In 1934 Berenice Morrison-Fuller and Henry Pritchett, who had worked at the observatory under his father as a youth, joined forces to provide and raise the funds necessary to move the Morrison Observatory to Fayette, a job which was accomplished within a year.
It has been 90 years since the observatory eventually was awarded to Central College late in 1926 or early 1927, The entire observatory and its possessions were finally moved to its current location in Fayette in 1935.
The Science, Mathematics, and Computer Science Division at CMU has gone to extreme measures, along with members of the Central Missouri Astronomical Association, to care for and utilize the building and the equipment that occupies it.
The most impressive piece of astronomical instrumentation is a 12 1/4-inch refractor telescope, built by the legendary Alvan Clark Company. It sits in the upstairs Harvard College-modeled ceilinged dome that opens and rotates, depending on the view needed.
In the 19th century Dr. Henry Pritchett used the 12-inch refractor to make a detailed study of Jupiter’s Great Red Spot and to document his discoveries.

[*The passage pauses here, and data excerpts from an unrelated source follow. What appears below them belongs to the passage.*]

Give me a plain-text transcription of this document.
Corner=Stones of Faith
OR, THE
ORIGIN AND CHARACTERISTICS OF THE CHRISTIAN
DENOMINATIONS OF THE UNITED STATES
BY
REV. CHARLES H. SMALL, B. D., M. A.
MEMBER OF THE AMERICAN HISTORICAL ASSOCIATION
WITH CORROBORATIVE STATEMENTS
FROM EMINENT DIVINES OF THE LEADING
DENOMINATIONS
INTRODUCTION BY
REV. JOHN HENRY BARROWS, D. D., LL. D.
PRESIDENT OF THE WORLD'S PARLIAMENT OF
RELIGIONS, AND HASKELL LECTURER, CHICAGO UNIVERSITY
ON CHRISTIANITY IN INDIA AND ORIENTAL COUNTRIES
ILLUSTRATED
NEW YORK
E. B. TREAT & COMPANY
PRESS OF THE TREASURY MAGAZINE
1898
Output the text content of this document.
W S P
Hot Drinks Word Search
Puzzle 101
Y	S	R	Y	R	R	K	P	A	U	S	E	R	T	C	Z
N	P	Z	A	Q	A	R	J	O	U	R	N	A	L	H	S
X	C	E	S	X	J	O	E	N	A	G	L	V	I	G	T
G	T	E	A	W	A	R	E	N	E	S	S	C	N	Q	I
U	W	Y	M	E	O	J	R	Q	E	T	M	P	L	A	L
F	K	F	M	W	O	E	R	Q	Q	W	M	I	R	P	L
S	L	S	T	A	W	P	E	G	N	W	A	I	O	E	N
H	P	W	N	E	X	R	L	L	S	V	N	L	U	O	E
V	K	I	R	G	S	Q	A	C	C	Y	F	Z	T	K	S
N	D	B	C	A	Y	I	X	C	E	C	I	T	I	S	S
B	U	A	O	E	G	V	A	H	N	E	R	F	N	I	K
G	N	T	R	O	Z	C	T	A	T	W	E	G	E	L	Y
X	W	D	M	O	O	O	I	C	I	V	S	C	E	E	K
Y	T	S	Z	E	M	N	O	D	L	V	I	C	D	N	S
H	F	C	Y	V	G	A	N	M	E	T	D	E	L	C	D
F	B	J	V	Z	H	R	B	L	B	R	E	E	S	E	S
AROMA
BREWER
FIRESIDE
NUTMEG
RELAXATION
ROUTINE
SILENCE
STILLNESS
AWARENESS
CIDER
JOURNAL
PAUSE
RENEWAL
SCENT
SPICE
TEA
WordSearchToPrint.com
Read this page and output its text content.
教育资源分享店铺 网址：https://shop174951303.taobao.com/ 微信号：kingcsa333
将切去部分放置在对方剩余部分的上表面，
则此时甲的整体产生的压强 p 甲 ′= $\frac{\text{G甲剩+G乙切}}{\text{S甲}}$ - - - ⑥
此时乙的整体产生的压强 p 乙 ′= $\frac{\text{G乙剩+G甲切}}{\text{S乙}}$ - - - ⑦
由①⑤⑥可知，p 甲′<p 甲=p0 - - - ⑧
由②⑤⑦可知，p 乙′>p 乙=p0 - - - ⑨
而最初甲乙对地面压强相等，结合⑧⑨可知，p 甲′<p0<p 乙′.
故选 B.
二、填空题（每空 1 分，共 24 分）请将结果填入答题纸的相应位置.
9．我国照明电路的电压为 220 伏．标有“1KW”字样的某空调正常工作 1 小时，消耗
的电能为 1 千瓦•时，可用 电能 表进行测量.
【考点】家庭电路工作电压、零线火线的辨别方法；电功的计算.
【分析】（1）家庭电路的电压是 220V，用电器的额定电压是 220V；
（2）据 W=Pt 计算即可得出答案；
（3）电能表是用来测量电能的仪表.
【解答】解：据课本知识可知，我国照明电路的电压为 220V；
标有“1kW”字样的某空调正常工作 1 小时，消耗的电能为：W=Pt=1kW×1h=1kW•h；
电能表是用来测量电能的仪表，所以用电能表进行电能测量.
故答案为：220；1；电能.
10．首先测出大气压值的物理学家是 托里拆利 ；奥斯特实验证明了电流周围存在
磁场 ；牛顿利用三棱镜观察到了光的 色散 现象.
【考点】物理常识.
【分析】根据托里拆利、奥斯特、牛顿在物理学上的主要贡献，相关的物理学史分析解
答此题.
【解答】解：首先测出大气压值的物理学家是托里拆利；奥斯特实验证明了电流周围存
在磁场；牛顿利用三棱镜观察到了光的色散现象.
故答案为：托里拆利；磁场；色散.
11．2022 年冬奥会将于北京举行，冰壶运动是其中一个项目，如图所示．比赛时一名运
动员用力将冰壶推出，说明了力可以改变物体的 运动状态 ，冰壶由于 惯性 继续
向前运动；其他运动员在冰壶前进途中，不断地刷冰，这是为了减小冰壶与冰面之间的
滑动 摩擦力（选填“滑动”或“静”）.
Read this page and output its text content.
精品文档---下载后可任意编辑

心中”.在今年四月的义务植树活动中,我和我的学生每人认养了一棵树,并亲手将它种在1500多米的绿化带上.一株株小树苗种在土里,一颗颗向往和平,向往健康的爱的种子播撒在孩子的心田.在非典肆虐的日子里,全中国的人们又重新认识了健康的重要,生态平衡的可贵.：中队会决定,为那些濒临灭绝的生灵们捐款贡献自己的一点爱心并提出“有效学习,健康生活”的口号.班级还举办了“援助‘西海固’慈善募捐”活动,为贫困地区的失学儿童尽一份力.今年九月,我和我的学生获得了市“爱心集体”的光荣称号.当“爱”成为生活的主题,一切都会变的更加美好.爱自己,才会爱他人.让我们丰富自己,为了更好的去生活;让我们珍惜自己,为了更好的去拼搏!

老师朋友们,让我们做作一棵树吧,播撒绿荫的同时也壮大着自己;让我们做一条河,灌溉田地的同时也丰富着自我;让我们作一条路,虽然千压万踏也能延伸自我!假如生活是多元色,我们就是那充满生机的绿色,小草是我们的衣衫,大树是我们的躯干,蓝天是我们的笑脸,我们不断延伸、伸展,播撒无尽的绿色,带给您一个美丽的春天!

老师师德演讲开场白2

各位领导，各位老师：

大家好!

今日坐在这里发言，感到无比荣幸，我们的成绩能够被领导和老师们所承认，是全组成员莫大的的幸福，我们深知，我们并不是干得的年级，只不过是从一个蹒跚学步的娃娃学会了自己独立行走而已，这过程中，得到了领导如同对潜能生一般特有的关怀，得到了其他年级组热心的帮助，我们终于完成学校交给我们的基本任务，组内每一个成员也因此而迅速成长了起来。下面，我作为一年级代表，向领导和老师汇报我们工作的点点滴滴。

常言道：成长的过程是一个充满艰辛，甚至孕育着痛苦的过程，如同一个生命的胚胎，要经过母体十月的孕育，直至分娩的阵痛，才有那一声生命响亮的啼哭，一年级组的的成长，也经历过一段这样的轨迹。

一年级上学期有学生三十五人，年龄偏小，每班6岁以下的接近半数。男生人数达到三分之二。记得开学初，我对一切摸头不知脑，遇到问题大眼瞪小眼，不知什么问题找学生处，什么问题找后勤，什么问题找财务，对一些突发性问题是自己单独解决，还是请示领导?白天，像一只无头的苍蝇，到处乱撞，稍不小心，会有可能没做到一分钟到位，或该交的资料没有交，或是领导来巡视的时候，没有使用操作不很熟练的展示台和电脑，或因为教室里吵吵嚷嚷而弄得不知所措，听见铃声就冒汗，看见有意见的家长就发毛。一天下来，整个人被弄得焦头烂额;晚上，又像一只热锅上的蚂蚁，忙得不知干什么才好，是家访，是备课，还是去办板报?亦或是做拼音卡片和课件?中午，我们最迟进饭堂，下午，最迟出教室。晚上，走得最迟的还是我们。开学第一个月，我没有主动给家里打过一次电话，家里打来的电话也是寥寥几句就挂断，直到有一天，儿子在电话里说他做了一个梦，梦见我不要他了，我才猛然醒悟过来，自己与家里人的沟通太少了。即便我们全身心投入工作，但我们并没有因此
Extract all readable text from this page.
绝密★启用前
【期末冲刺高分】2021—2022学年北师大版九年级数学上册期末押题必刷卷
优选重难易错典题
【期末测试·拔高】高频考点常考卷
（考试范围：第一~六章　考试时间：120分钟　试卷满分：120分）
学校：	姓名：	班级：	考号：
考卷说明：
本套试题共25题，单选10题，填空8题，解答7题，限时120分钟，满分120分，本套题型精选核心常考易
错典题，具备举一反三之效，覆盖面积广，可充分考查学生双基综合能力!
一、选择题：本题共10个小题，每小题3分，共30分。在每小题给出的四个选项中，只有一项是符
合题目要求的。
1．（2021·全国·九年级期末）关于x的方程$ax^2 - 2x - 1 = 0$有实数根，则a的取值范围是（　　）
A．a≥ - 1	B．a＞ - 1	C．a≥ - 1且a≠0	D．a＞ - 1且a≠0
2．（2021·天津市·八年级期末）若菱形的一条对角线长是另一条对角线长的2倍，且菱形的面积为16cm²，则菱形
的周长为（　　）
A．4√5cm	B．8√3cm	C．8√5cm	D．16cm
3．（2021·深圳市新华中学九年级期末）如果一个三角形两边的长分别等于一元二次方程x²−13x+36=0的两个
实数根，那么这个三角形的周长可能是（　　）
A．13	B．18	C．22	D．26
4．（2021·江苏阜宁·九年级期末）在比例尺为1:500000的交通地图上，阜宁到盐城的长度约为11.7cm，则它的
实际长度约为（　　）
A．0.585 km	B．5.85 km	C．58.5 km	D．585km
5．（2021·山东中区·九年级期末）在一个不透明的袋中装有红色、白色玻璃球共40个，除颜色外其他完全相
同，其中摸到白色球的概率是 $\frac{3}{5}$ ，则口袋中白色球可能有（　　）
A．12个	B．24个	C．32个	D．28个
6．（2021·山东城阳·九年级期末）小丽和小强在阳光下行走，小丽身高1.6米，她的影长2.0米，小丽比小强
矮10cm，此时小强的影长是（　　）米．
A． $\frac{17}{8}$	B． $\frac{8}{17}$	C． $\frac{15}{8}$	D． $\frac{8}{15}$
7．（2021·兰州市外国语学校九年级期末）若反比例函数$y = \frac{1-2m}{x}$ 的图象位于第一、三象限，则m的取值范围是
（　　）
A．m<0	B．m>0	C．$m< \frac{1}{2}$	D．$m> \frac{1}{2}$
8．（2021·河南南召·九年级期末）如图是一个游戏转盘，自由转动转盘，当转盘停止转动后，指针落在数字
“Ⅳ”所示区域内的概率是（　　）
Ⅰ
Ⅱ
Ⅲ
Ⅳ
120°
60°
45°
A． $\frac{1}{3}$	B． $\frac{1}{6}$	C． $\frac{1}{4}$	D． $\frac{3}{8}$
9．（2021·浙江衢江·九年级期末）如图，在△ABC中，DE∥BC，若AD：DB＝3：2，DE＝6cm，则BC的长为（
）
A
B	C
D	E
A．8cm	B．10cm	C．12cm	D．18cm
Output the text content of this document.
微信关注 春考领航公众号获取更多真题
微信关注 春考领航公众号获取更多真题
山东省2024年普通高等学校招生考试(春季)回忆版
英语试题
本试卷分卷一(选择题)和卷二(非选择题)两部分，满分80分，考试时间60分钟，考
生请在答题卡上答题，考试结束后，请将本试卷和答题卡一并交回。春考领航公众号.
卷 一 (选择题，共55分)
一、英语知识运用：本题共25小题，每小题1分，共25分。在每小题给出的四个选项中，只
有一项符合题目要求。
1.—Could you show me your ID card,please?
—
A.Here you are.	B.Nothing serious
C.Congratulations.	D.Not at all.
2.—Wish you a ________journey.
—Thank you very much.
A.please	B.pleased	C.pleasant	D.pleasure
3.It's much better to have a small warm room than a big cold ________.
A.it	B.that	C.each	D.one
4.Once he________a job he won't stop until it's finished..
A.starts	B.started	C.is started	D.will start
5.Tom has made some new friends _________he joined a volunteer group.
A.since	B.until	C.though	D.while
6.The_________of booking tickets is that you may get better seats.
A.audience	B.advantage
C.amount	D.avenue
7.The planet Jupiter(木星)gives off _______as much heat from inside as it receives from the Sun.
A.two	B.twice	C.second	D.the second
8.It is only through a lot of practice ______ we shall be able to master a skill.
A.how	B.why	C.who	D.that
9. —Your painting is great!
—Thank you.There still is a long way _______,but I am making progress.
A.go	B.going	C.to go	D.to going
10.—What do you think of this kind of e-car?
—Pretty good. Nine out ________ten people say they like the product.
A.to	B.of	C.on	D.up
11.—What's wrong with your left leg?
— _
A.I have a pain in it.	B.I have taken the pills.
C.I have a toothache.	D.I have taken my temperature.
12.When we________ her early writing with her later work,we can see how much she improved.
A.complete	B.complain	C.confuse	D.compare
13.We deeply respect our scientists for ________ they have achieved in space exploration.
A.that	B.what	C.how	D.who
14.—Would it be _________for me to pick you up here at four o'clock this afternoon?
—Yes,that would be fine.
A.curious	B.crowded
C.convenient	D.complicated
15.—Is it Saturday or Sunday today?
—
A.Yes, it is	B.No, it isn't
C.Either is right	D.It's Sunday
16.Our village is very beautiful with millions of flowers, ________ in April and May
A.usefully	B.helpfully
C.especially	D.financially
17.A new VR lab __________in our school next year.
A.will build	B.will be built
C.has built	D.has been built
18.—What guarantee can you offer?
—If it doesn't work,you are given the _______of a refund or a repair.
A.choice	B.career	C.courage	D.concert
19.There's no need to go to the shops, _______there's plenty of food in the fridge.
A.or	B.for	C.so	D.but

Another interesting instrument is a British-built transit from 1876. The device is a large, calibrated, 6-inch Meridian Telescope built by Troughton and Simms of London. The single axis telescope was used for decades, its information passed along to clocks and other signaling devices to set all to the same time.
In a small building to the north of the Morrison Observatory is housed another telescope, a 10-inch reflecting telescope, which is also available to the public on observation nights.